Applaudissements...
Pour ce court roman qui s'inscrit dans le cycle des Banlieusards ou "Chroniques légendaires de gens sans importance à la fin des années 1970".
Sur un ton faussement désinvolte l'auteur nous raconte la vie, la mort de Serge Gautier.
Nous faisons sa connaissance à l'âge de cinq ans lorsqu'il emménage dans la banlieue parisienne, dans le petit village de Sarcelles, où ses parents s'installent avant guerre. Le père est ouvrier métallo, militant communiste, la mère, rouge elle aussi, travaille à domicile comme couturière. Pour Serge, les jours s'écoulent entre la découverte de la liberté à la campagne, les jeux et petites guerres entre bandes de gamins, les visites des oncle et tante de Savigny sur Orge, sur fond d'atmosphère militante générée par les parents et leurs camarades. La famille s'agrandit avec l'arrivée d'une petite soeur, Janine, et d'une petite cousine, Jeanne dont il tombe éperdument amoureux. Mais déjà "Serge préfère voir que faire" puis "a toujours l'air de se foutre de la gueule du monde" et enfin "Serge arrête de te conduire dans la vie comme si tu étais tout le temps au théâtre".
Et puis la guerre chamboule ce bel équilibre, le père est arrêté, déporté. La communauté résiste puis soutient la famille quand il s'avère que le père ne reviendra pas. Fils modèle, Serge endosse le rôle d'homme de la famille, tout en poursuivant ses études. Il traversera ces années et ces épreuves un pied dans la réalité, un autre dans un monde imaginaire où la vérité se travestit au gré de ses angoisses et de ses craintes. Fils de héros, il rentre lui aussi à l'usine. C'est le temps de la camaraderie, du militantisme obligé en mémoire du père, des histoires d'amour. Mais à vingt ans, une tuberculose inopinée le libèrera de tout cela. Et à trente, c'est sa mère, avec laquelle il vit toujours, qui l'abandonnera, lui permettant ainsi de larguer la dernière amarre. Et toujours "Serge préfère voir que faire" et "Serge arrête de te conduire dans la vie comme si tu étais tout le temps au théâtre".
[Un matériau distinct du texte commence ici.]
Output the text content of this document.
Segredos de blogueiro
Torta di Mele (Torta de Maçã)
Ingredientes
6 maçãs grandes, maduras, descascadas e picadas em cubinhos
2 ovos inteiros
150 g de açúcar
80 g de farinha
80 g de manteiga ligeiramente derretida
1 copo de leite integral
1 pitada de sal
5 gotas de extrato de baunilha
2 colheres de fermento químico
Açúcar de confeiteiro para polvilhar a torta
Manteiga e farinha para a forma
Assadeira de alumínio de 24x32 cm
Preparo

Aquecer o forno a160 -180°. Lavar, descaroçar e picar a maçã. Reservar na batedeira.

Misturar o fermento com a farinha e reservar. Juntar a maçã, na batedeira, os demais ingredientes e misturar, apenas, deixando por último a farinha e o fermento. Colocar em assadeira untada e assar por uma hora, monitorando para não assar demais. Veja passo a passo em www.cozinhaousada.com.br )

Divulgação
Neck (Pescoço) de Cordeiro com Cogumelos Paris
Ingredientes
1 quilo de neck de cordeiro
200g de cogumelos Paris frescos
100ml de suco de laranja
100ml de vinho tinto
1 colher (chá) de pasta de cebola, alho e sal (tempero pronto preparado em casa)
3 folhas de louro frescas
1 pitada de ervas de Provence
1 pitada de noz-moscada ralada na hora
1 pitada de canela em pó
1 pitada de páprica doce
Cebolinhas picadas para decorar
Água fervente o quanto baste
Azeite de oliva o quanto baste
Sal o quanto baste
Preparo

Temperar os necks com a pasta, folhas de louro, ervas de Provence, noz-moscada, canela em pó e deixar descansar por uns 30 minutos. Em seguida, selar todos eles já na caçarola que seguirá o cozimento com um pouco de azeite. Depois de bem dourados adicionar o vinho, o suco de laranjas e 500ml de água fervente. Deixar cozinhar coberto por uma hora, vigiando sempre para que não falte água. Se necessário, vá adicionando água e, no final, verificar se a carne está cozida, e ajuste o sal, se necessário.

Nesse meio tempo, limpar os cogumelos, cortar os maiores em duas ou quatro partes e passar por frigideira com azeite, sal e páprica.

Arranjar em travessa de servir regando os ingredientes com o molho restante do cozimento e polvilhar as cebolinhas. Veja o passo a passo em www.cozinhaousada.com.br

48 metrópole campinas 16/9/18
Continuant sur sa lancée, Serge persistera à rester spectateur de la vie des uns et des autres, de la sienne aussi et du monde qui se transforme. Jusqu'au bout, il refusera l'engagement. Il ne deviendra acteur qu'à l'approche de la mort. "Parce que je ne suis pas sûr d'avoir choisi ma vie, alors j'aimerais bien choisir ma mort."
J'ai trouvé émouvant le récit de ce passager de la vie ordinaire, sans attaches, complaisant, traversant le temps en dilettante pour se confronter enfin à la question primordiale de sa finitude, sans jamais lâcher ses béquilles imaginaires qui l'ont aidé à tenir debout et à arriver jusque là.